Karl Haendel, People Who Don’t Know They’re Dead, 2013
© photo Blaise Adilon

In the Lyon Museum of Contemporary Art, the presentation of works is, predictably, designed in the manner of the museum, with spaces allocated to a single artist within a network of small galleries. What this presentation loses in terms of connecting certain works with others, it gained in some coherence of the overall project. After all, in an exhibition that focuses on narrative, perhaps a certain amount of literalness makes sense. Hannah Weinberger’s audio installation Every other year (2013) is the first work encountered, and in many ways is the first work, full stop. With its simple installation of speakers that divide the room and an infectious composition of electronic beats, Every other year is like a soundtrack to a good time that no one is quite sure they are having. Or not yet, anyway.
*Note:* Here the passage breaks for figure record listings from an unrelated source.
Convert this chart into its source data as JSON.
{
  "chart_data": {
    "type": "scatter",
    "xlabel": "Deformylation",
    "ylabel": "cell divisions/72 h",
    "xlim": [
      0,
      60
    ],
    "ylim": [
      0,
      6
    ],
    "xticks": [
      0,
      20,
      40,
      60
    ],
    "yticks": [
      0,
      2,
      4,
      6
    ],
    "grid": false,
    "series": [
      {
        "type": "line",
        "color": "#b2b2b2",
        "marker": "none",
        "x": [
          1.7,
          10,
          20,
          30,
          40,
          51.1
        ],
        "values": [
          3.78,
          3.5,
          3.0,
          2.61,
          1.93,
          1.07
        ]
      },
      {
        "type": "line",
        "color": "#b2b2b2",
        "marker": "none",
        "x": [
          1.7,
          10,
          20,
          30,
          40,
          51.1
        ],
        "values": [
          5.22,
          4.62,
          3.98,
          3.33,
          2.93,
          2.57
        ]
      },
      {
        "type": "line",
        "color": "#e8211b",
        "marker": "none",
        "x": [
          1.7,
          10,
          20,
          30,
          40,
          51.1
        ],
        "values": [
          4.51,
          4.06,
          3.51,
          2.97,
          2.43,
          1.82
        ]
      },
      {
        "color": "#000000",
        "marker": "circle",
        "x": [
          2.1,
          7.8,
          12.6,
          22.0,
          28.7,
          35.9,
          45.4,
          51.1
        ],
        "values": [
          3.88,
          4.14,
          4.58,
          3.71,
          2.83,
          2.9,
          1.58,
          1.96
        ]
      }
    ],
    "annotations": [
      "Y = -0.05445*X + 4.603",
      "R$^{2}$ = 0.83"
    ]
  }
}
It generously predicates everything that could possibly follow in a fantasy of new beginnings and memories to come. Other highlights at MAC Lyon include Jason Dodge’s minimal installation of cushions slept on by doctors, children, and knife makers at the artist’s request (The doctors are sleeping, Dr. med. Jürgen W. Bauer, Dr. med. Axel Jung, 2010; The children are sleeping, 2013; The knife maker is sleeping, 2013); James Richards’ liquiditous video Not blacking out, Just turning the lights off (2011); and David Douard’s installation 4NIMORPH5 (2013) that adapts its materials from a series of popular children’s science fiction tales. Together with Ann Lislegaard’s mesmerizing three-projections installation, Oracles, Owls – Some Animals Never Sleep (2013), these works push harder at the edges of the narrative thematic of the 12th Lyon Biennale than Gunnar B. Kvaran ever really claimed. As suggested by the android owl in Blade Runner that Lislegaard digitally re-animates for her own work (complete with the fractured speech of film dialogue and digital bleets): the question of how narrativity becomes an agent beyond human controls of articulation and substance could well be a vital question of our age.

If “Meanwhile… Suddenly, And Then” is an exhibition “written in the first person singular,” as Kvaran describes in his accompanying catalogue essay, then it is perhaps ironically those works that eclipsed such a singular approach that provided the 12th Lyon Biennale its real strengths.

 

The 12th Lyon Biennale will run through January 5.